One of the most difficult tasks in teaching karate is to teach and instill belief in the moral aspects of the martial arts. Most students are interested in the immediate results of fighting techniques and care little or nothing about the morality, which is the foundation, the martial arts are built on.
One of the most common questions asked of a sensei is; “if you are fully aware of the violence inherent in man’s nature, are you not turning out killers? Are you not teaching an art that enables man to destroy man?”
The answer of great Okinawan masters has always been, “yes, we are fully aware of the violence inherent in man’s nature and within karate lie techniques to kill with the open hand. But there is also morality inherent in karate, that controls the violence and the use of the art except under one condition; absolute necessity.” As one karate master stated, “karate is not a way to violence, but a way to gentleness.”
Now the question arises. How does one go about teaching fighting techniques and instilling morality at the same time?
It begins with the karate sensei. As a teacher, it is his responsibility to do his best to make sure each student is taught the morality, the ethics, and the values that lie within the martial
arts. The Code of Bushido, often referred to as the Code of the Samurai, expresses clearly within it’s seven precepts a strong moral code.
Some thoughts: A karateka should treat everyone as he would want to be treated, which sounds strangely like the Golden Rule. A karateka’s ego should be kept in check. A karateka should be taught that life is precious, and life can only be taken if absolutely necessary. A karateka should realize when a person takes another person’s life a part of him dies also.
One of the most important lessons a karateka is taught is about self-control. It should be taught and understood, by the karateka, that anger is his worst enemy.
“IF YOUR HAND GOES FORTH, WITHHOLD YOUR ANGER. IF YOUR ANGER GOES FORTH, WITHHOLD YOUR HAND.”
Another answer is found in Kata, THE HEART OF KARATE. Kata is meant to train the mind, and is not intended solely for self-defense or tournament competition. We should strive to bring it in contact with the real self and its true purpose.
Kata in the traditional way, is a spiritual ritual. The art of karate does not mean only the growth of technical excellence, but an ability to attain a spiritual goal though the practice of Kata, so that the karateka works against himself and succeeds in conquering himself.
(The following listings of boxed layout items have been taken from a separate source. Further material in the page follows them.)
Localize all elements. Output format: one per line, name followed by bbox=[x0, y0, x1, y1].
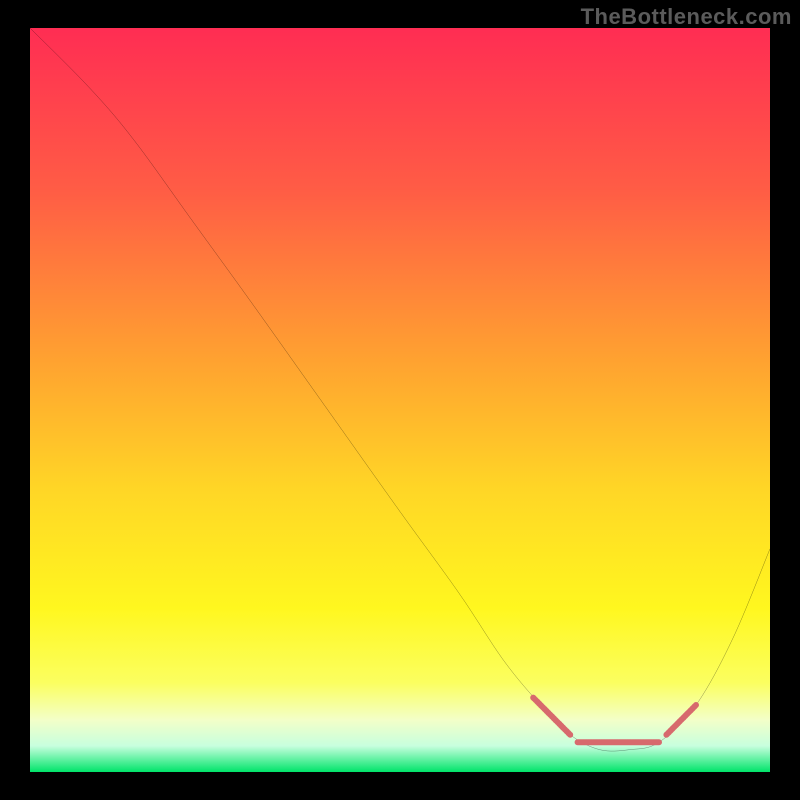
chart-svg bbox=[30, 28, 770, 772]
chart-frame: TheBottleneck.com bbox=[0, 0, 800, 800]
plot-area bbox=[30, 28, 770, 772]
gradient-rect bbox=[30, 28, 770, 772]
watermark-text: TheBottleneck.com bbox=[581, 4, 792, 30]
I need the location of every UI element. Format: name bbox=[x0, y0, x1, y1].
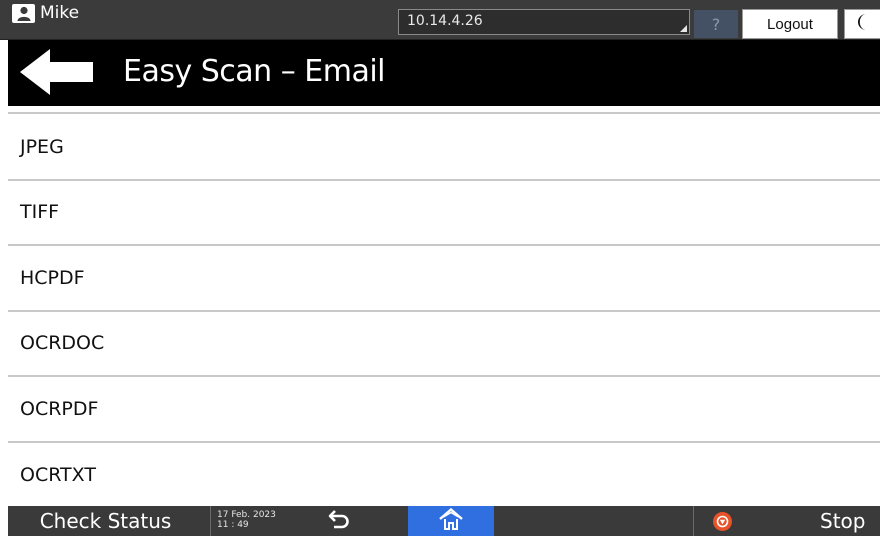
user-indicator[interactable]: Mike bbox=[12, 2, 79, 24]
list-item-label: OCRTXT bbox=[20, 464, 96, 487]
help-button-label: ? bbox=[711, 14, 721, 34]
ip-address-text: 10.14.4.26 bbox=[407, 13, 483, 29]
list-item-jpeg[interactable]: JPEG bbox=[8, 115, 880, 181]
logout-button[interactable]: Logout bbox=[742, 9, 838, 39]
stop-button[interactable]: Stop bbox=[693, 506, 880, 536]
stop-icon bbox=[713, 512, 732, 531]
return-button[interactable] bbox=[308, 506, 372, 536]
bottom-bar: Check Status 17 Feb. 2023 11 : 49 Stop bbox=[8, 506, 880, 536]
file-type-list: JPEG TIFF HCPDF OCRDOC OCRPDF OCRTXT bbox=[8, 112, 880, 508]
list-item-ocrtxt[interactable]: OCRTXT bbox=[8, 442, 880, 508]
list-item-tiff[interactable]: TIFF bbox=[8, 180, 880, 246]
moon-icon bbox=[856, 13, 870, 35]
time-text: 11 : 49 bbox=[217, 520, 249, 530]
energy-saver-button[interactable] bbox=[844, 9, 880, 39]
stop-label: Stop bbox=[820, 509, 866, 533]
list-item-ocrdoc[interactable]: OCRDOC bbox=[8, 311, 880, 377]
page-title: Easy Scan – Email bbox=[123, 54, 386, 89]
back-button[interactable] bbox=[12, 45, 102, 103]
home-icon bbox=[439, 507, 463, 534]
help-button[interactable]: ? bbox=[694, 10, 738, 38]
list-item-label: OCRDOC bbox=[20, 332, 105, 355]
list-item-label: OCRPDF bbox=[20, 397, 99, 420]
user-icon bbox=[12, 3, 35, 23]
resize-corner-icon bbox=[680, 25, 687, 32]
list-item-hcpdf[interactable]: HCPDF bbox=[8, 246, 880, 312]
list-item-label: HCPDF bbox=[20, 266, 85, 289]
title-bar: Easy Scan – Email bbox=[8, 40, 880, 106]
ip-address-field[interactable]: 10.14.4.26 bbox=[398, 9, 690, 35]
return-icon bbox=[328, 509, 352, 533]
status-bar: Mike 10.14.4.26 ? Logout bbox=[0, 0, 880, 40]
date-time-display: 17 Feb. 2023 11 : 49 bbox=[210, 506, 290, 536]
back-arrow-icon bbox=[17, 47, 97, 101]
user-name: Mike bbox=[40, 3, 80, 23]
check-status-label: Check Status bbox=[39, 509, 172, 533]
list-item-label: TIFF bbox=[20, 201, 60, 224]
home-button[interactable] bbox=[408, 506, 494, 536]
check-status-button[interactable]: Check Status bbox=[8, 506, 203, 536]
list-item-label: JPEG bbox=[20, 135, 64, 158]
date-text: 17 Feb. 2023 bbox=[217, 510, 276, 520]
list-item-ocrpdf[interactable]: OCRPDF bbox=[8, 377, 880, 443]
logout-button-label: Logout bbox=[767, 15, 813, 33]
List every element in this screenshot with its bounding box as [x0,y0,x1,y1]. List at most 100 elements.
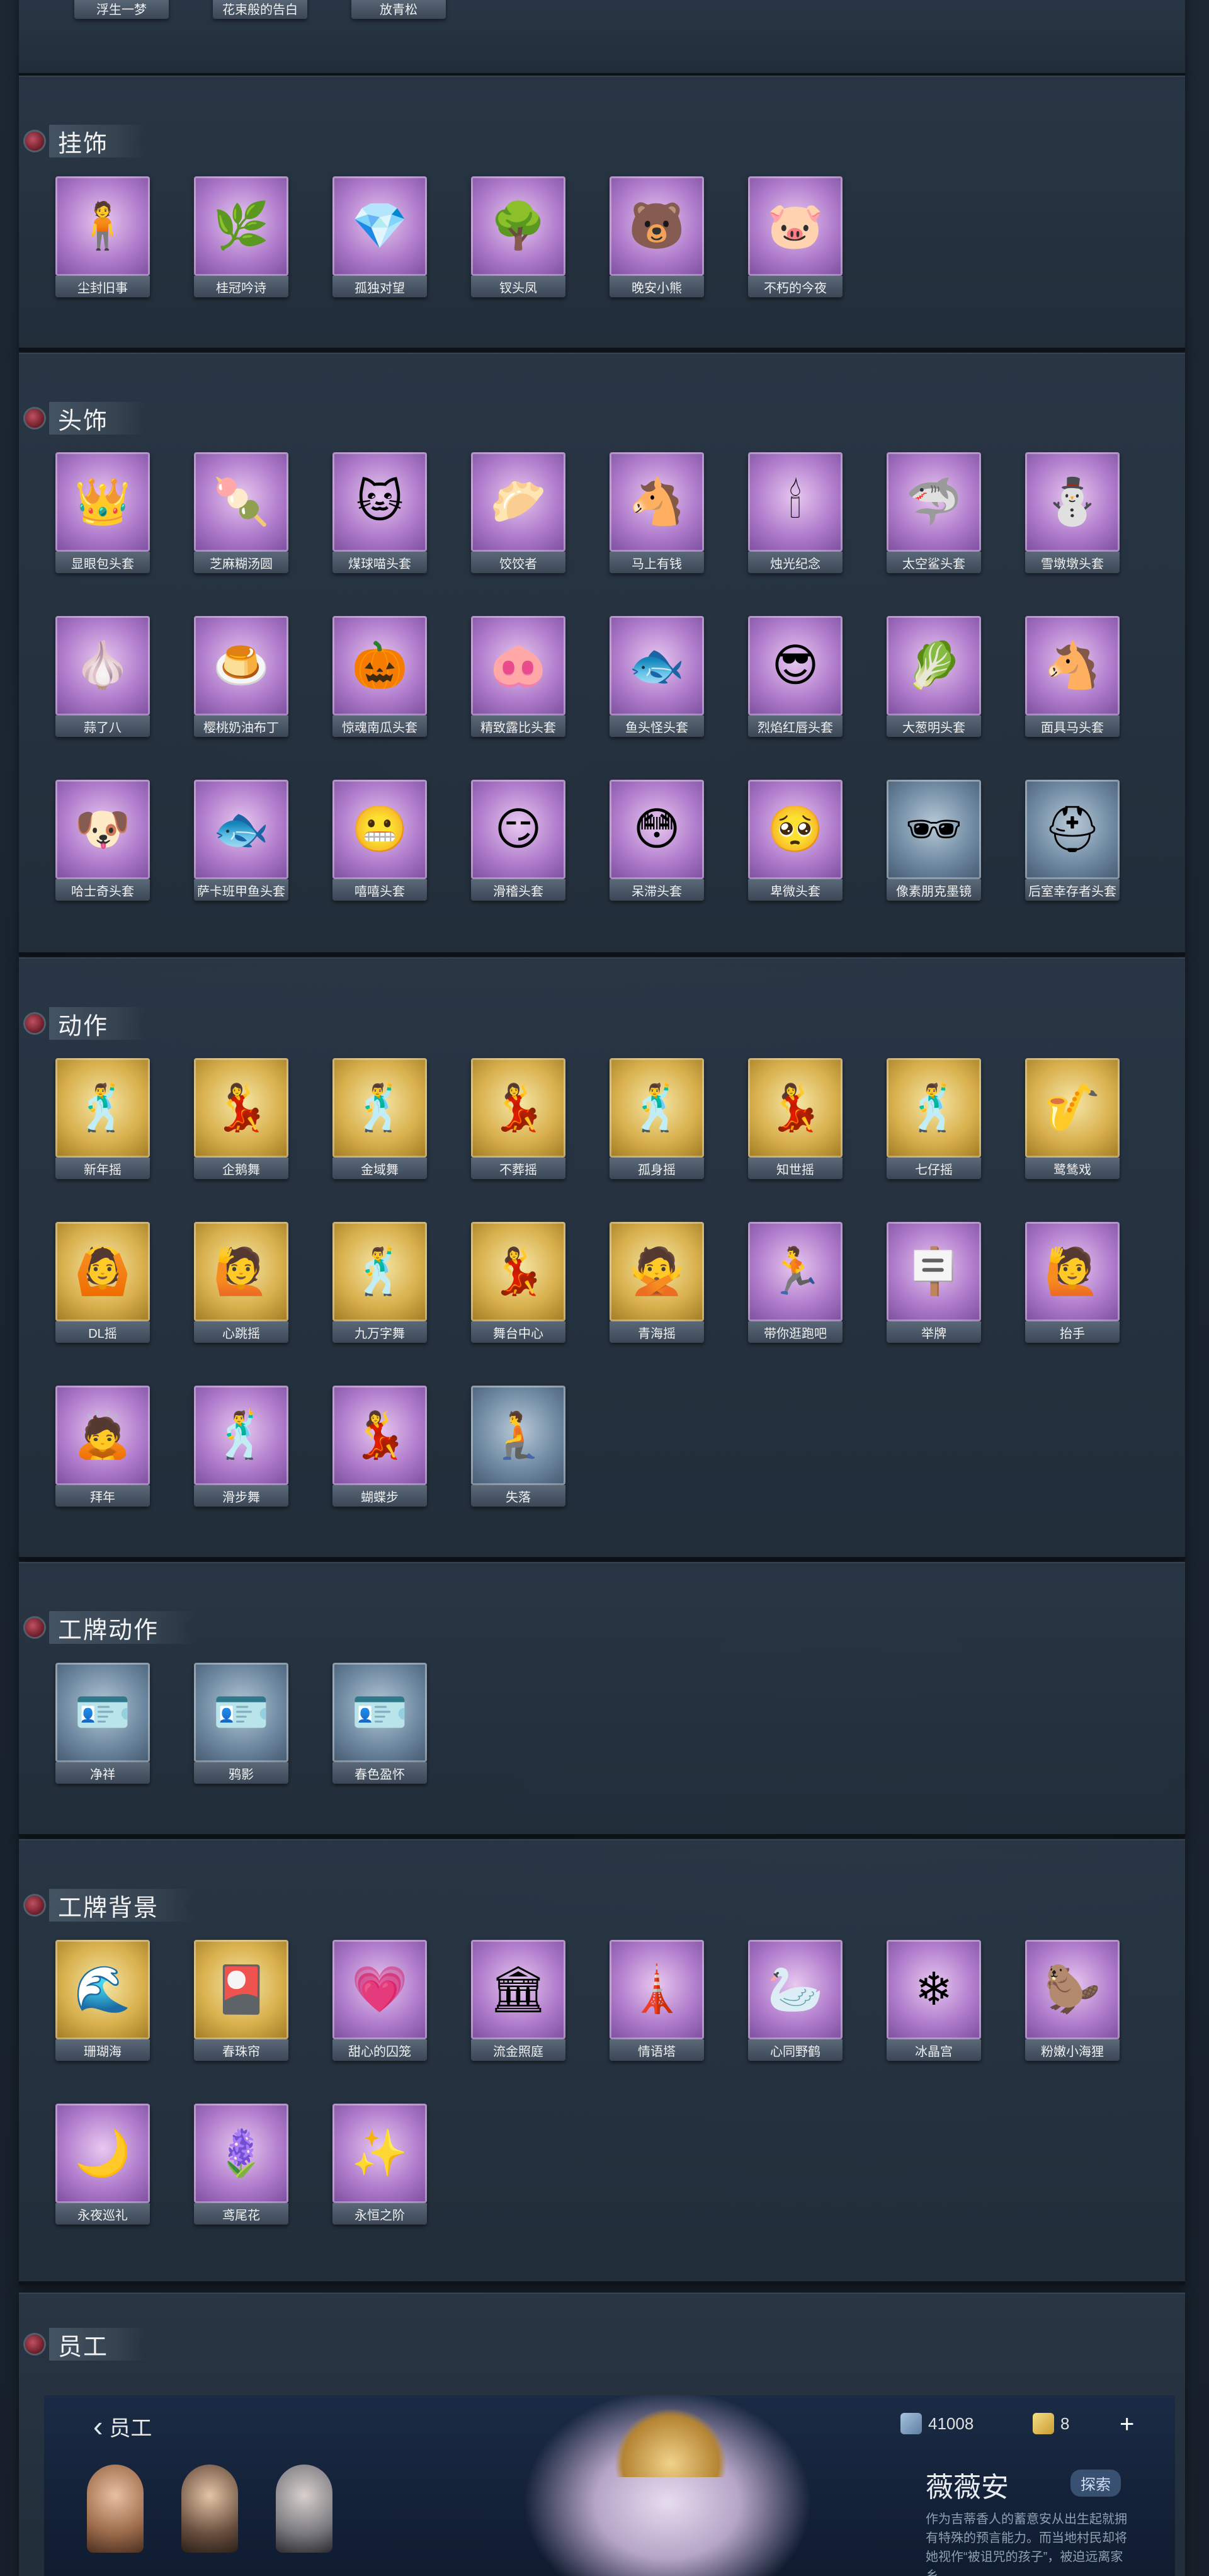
section-header-actions: 动作 [25,1005,147,1042]
item-card[interactable]: 🕶 像素朋克墨镜 [887,780,981,906]
back-button[interactable]: ‹ 员工 [93,2409,152,2443]
item-card[interactable]: 🎴 春珠帘 [194,1940,288,2066]
item-card[interactable]: 🌙 永夜巡礼 [55,2104,150,2230]
item-card[interactable]: 🍮 樱桃奶油布丁 [194,616,288,742]
item-label: 新年摇 [55,1158,150,1179]
item-card[interactable]: 🌿 桂冠吟诗 [194,176,288,302]
item-card[interactable]: 🐽 精致露比头套 [471,616,565,742]
pin-icon [25,2335,44,2354]
item-card[interactable]: 😏 滑稽头套 [471,780,565,906]
item-icon: 💃 [351,1408,408,1461]
item-label: 像素朋克墨镜 [887,879,981,901]
item-card[interactable]: 🐴 马上有钱 [610,452,704,578]
item-card[interactable]: 🐱 煤球喵头套 [332,452,427,578]
item-icon: 🥺 [767,802,824,855]
item-card[interactable]: 🧍 尘封旧事 [55,176,150,302]
pin-icon [25,132,44,151]
item-card[interactable]: 🐟 鱼头怪头套 [610,616,704,742]
item-icon: 🧄 [74,639,131,692]
item-card[interactable]: 🧎 失落 [471,1386,565,1512]
item-card[interactable]: 🗼 情语塔 [610,1940,704,2066]
item-card[interactable]: 🎷 鹭鸶戏 [1025,1058,1120,1184]
item-card[interactable]: 🪪 鸦影 [194,1663,288,1789]
item-label: 鹭鸶戏 [1025,1158,1120,1179]
item-label: 后室幸存者头套 [1025,879,1120,901]
item-card[interactable]: 🙇 拜年 [55,1386,150,1512]
item-card[interactable]: 💃 企鹅舞 [194,1058,288,1184]
item-card[interactable]: 🥟 饺饺者 [471,452,565,578]
item-card[interactable]: 🥬 大葱明头套 [887,616,981,742]
item-card[interactable]: 👑 显眼包头套 [55,452,150,578]
item-card[interactable]: ✨ 永恒之阶 [332,2104,427,2230]
item-label: 太空鲨头套 [887,552,981,573]
item-card[interactable]: 😳 呆滞头套 [610,780,704,906]
item-card[interactable]: 🪧 举牌 [887,1222,981,1348]
item-card[interactable]: 😎 烈焰红唇头套 [748,616,843,742]
item-card[interactable]: 🐷 不朽的今夜 [748,176,843,302]
item-icon: 💎 [351,199,408,252]
item-card[interactable]: 🥺 卑微头套 [748,780,843,906]
section-title: 工牌动作 [49,1611,197,1644]
explore-button[interactable]: 探索 [1070,2470,1121,2497]
item-icon: 🐴 [1044,639,1101,692]
section-header-badge_backgrounds: 工牌背景 [25,1887,197,1923]
item-label: 孤身摇 [610,1158,704,1179]
item-icon: 💃 [213,1081,270,1134]
item-card[interactable]: 😬 嘻嘻头套 [332,780,427,906]
item-card[interactable]: 🌳 钗头凤 [471,176,565,302]
item-card[interactable]: 🧄 蒜了八 [55,616,150,742]
currency-2-value: 8 [1060,2414,1070,2433]
item-card[interactable]: 🦫 粉嫩小海狸 [1025,1940,1120,2066]
item-card[interactable]: 🕺 金域舞 [332,1058,427,1184]
item-card[interactable]: 🕯 烛光纪念 [748,452,843,578]
section-title: 挂饰 [49,125,147,157]
pin-icon [25,1618,44,1637]
item-card[interactable]: 🐻 晚安小熊 [610,176,704,302]
item-card[interactable]: 💃 不葬摇 [471,1058,565,1184]
staff-avatar[interactable] [87,2465,144,2553]
item-card[interactable]: 💎 孤独对望 [332,176,427,302]
item-card[interactable]: 🌊 珊瑚海 [55,1940,150,2066]
item-card[interactable]: 🕺 新年摇 [55,1058,150,1184]
item-card[interactable]: ❄ 冰晶宫 [887,1940,981,2066]
item-card[interactable]: 浮生一梦 [74,0,169,24]
staff-avatar[interactable] [181,2465,238,2553]
item-card[interactable]: 🎃 惊魂南瓜头套 [332,616,427,742]
item-card[interactable]: 🕺 七仔摇 [887,1058,981,1184]
section-header-pendants: 挂饰 [25,123,147,159]
item-card[interactable]: 🏃 带你逛跑吧 [748,1222,843,1348]
item-card[interactable]: 🕺 九万字舞 [332,1222,427,1348]
item-icon: 🕺 [351,1245,408,1297]
item-card[interactable]: 🙋 心跳摇 [194,1222,288,1348]
item-card[interactable]: 🪪 春色盈怀 [332,1663,427,1789]
item-card[interactable]: 💃 蝴蝶步 [332,1386,427,1512]
item-card[interactable]: 💗 甜心的囚笼 [332,1940,427,2066]
item-card[interactable]: 🕺 滑步舞 [194,1386,288,1512]
item-card[interactable]: 💃 知世摇 [748,1058,843,1184]
item-card[interactable]: 🙅 青海摇 [610,1222,704,1348]
item-card[interactable]: 花束般的告白 [213,0,307,24]
item-card[interactable]: 🦈 太空鲨头套 [887,452,981,578]
item-card[interactable]: 🪪 净祥 [55,1663,150,1789]
item-card[interactable]: 🏛 流金照庭 [471,1940,565,2066]
item-card[interactable]: 🦢 心同野鹤 [748,1940,843,2066]
item-card[interactable]: 🐴 面具马头套 [1025,616,1120,742]
item-card[interactable]: 🐶 哈士奇头套 [55,780,150,906]
item-icon: 🕺 [905,1081,962,1134]
item-icon: 🪻 [213,2126,270,2179]
item-card[interactable]: 🕺 孤身摇 [610,1058,704,1184]
item-card[interactable]: 放青松 [351,0,446,24]
item-card[interactable]: 🙆 DL摇 [55,1222,150,1348]
item-icon: 😳 [633,802,681,855]
add-currency-button[interactable]: + [1120,2410,1134,2439]
item-card[interactable]: ⛑ 后室幸存者头套 [1025,780,1120,906]
item-card[interactable]: 💃 舞台中心 [471,1222,565,1348]
item-card[interactable]: 🐟 萨卡班甲鱼头套 [194,780,288,906]
item-card[interactable]: 🙋 抬手 [1025,1222,1120,1348]
section-header-badge_actions: 工牌动作 [25,1609,197,1646]
item-card[interactable]: 🍡 芝麻糊汤圆 [194,452,288,578]
staff-avatar[interactable] [276,2465,332,2553]
item-card[interactable]: 🪻 鸢尾花 [194,2104,288,2230]
item-card[interactable]: ⛄ 雪墩墩头套 [1025,452,1120,578]
item-label: 春珠帘 [194,2039,288,2061]
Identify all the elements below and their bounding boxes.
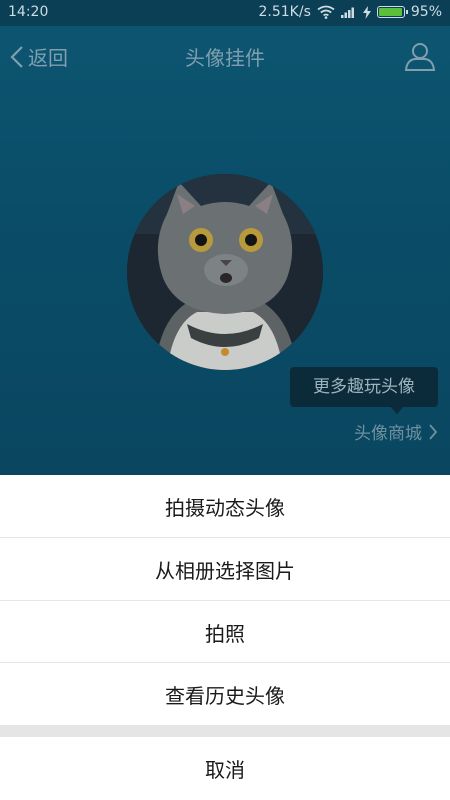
signal-icon bbox=[340, 7, 354, 18]
page-title: 头像挂件 bbox=[185, 46, 265, 70]
view-history-avatars-button[interactable]: 查看历史头像 bbox=[0, 663, 450, 725]
record-dynamic-avatar-button[interactable]: 拍摄动态头像 bbox=[0, 475, 450, 537]
store-link-label: 头像商城 bbox=[354, 424, 422, 444]
wifi-icon bbox=[317, 5, 335, 19]
tooltip-arrow bbox=[390, 406, 404, 414]
choose-from-album-button[interactable]: 从相册选择图片 bbox=[0, 538, 450, 600]
chevron-right-icon bbox=[429, 423, 438, 440]
cancel-label: 取消 bbox=[205, 758, 245, 782]
charge-icon bbox=[362, 5, 371, 19]
avatar[interactable] bbox=[127, 174, 323, 370]
status-indicators: 2.51K/s 95% bbox=[259, 4, 443, 20]
nav-bar: 返回 头像挂件 bbox=[0, 26, 450, 86]
battery-fill bbox=[378, 8, 402, 16]
sheet-item-label: 查看历史头像 bbox=[165, 683, 285, 708]
sheet-item-label: 拍照 bbox=[205, 621, 245, 646]
cancel-button[interactable]: 取消 bbox=[0, 737, 450, 800]
status-bar: 14:20 2.51K/s 95% bbox=[0, 0, 450, 26]
action-sheet: 拍摄动态头像 从相册选择图片 拍照 查看历史头像 取消 bbox=[0, 475, 450, 800]
cat-avatar bbox=[127, 174, 323, 370]
network-speed: 2.51K/s bbox=[258, 4, 311, 20]
take-photo-button[interactable]: 拍照 bbox=[0, 601, 450, 663]
tooltip-more-avatars[interactable]: 更多趣玩头像 bbox=[290, 367, 438, 407]
sheet-item-label: 拍摄动态头像 bbox=[165, 495, 285, 520]
battery-percent: 95% bbox=[410, 4, 442, 20]
user-icon bbox=[404, 43, 436, 71]
sheet-separator bbox=[0, 725, 450, 737]
tooltip-text: 更多趣玩头像 bbox=[313, 377, 415, 397]
battery-icon bbox=[376, 6, 408, 18]
avatar-store-link[interactable]: 头像商城 bbox=[354, 419, 438, 444]
status-time: 14:20 bbox=[8, 4, 49, 20]
profile-button[interactable] bbox=[404, 40, 436, 76]
screen: 14:20 2.51K/s 95% 返回 头像挂件 更多趣玩头像 头像商城 拍摄… bbox=[0, 0, 450, 800]
sheet-item-label: 从相册选择图片 bbox=[155, 558, 295, 583]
In karate, one does not make the first move. Most kata begin with defense and end with defense. The kata instills the belief that the true karateka never strikes first, and never strikes out in anger.
In the martial arts, the achievement of self-perfection should be more important, to those who possess it than his physical and technical ability.
ONCE YOU HAVE PROVEN THINGS TO YOURSELF, YOU HAVE NO REASON TO PROVE ANYTHING TO ANOTHER PERSON.
The late Sensei Sherman Harrill (a great Isshin Ryu stylist) told the story of:
LIVING THE WAY
The young man walked unsteadily down the street, talking to himself, smelling heavily of alcohol, and angry at problems known only to himself.
Approaching him was an elderly man enjoying his evening walk on the same street. When within a few feet of each other, the young man challenged the elder with slurred cursing. The old man said nothing, just letting him vent out his anger. At one point the young man shoved him. Increasing his verbal attack with vigor, he awaited some type of response.
What he received took the young man by surprise. The elderly man responded by saying EXCUSE ME SIR, I do not wish to fight you, but I would be honored if you would allow me to walk you home and for you to talk with me. In my elderly years I have few friends with whom I can talk.
With this reply the young man’s aggression diminished. Shaking his head to clear his thoughts, he looked into the face of the person his attack was directed towards. He saw the face, weathered by the passing of time, showing wisdom, compassion, and a peaceful understanding of his fellow man. Feeling embarrassed by his actions, he apologized and continued on his way.
A pleasant smile came over the elderly mans face as he continued his walk to the dojo. As a master of the martial arts, he had put into action the techniques of many years:
RESPECT: To another, his sensei, to his many years of study, and himself.
COURTESY: Regardless of the turmoil and unrest allow time for them to run their course.
HUMILITY: Courtesy and respect make us humble. When understood, this shows great inner strength and understanding of one’s self. Humility is many times taken as a weakness because people do not see it for what it is.
You decide from what you have heard. Is it weakness or is it strength?
“WHERE THE MORALITY OF KARATE IS MISSING, THERE IS NO KARATE.”
Morality is a major principle in our growth toward martial arts mastery!